The cell structure is visible from the outside and from their roofs that rise above the gallery and courtyard. The entrance doors to the individual cells - surmounted with lunette-shaped frescoes- are marked with a letter from the alphabet.
Next to each door is a small opening through which food was passed.
Cistercian monks spent their entire lives inside this small world, leaving only to celebrate the daily and nightly liturgies and on holidays for meals shared in the refectory.
The areas available to the monks are the ground floor, the garden with the well, the laboratory and the woodshed; on the upper floor, at the same height as the ambulatory of the cloister three rooms beyond the entrance corridor, which served for eating, studying, and resting, che servivano per mangiare, studiare. Some personal effects of the monks are also conserved in these rooms.
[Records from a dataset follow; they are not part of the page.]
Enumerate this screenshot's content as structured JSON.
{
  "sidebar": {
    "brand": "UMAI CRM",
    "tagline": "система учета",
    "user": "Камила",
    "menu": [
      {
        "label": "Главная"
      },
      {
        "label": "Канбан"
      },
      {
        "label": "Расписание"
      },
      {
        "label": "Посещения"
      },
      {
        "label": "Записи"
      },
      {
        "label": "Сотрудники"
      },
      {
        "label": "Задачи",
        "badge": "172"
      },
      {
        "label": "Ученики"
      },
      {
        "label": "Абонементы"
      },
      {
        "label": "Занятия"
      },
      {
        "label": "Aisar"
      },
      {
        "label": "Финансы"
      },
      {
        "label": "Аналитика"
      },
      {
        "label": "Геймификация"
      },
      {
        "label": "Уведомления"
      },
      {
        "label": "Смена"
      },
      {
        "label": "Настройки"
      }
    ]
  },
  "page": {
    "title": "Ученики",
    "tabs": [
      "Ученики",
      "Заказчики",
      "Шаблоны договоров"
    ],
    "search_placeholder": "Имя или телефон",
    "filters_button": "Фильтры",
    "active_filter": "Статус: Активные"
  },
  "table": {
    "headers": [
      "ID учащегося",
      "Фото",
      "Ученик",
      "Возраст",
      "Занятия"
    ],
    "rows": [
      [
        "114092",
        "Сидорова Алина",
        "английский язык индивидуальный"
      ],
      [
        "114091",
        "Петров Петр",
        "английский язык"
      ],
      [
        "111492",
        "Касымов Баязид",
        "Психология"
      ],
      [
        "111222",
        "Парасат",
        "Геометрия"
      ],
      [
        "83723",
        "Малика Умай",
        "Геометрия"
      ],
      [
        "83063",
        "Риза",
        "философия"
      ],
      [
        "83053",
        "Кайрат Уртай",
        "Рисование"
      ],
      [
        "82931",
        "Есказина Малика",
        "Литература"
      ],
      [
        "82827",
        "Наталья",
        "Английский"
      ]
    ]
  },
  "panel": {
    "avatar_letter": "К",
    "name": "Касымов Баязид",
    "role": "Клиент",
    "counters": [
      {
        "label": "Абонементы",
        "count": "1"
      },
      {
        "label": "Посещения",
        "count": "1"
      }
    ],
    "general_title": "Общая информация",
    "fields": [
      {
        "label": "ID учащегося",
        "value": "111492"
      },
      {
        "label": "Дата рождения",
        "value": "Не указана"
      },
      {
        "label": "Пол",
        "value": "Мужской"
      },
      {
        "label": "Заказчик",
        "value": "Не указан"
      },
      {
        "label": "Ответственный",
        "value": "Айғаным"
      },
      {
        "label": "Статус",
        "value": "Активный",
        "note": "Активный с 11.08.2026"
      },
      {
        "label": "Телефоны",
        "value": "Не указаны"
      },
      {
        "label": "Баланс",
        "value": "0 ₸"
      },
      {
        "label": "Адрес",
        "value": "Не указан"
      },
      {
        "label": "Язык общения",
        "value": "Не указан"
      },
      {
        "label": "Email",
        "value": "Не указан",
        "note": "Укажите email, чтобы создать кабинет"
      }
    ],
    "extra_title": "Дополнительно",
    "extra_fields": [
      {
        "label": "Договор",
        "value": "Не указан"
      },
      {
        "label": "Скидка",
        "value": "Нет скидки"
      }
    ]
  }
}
The small monks' cloister and the cloister of the converted are also interesting. From the cloister of the converted you return to the square in front of the church and under the loggia are the rooms intended as guest quarters.
The three rooms which are part of this visit are designated Apartment of the Pope, in remembrance of the extended stay of Pope Pius VI who was forced to remain from June 1798 to March 1799 because he was prisoner to Napoleon, and Pope Pius VII, who stayed for two days on July 8-9, 1809.
It is not so much the artistic value of the rooms but rather their historical value that elicits interest. Almost everything you see in the furnishings recalls the presence of the two Popes.
Towards the exit of the square of the church there is a magnificent view that brings the spirituality of the monastery in close contact with the beauty of the landscape..
The pharmacy and the restrooms are located outside of the residential monastic complex.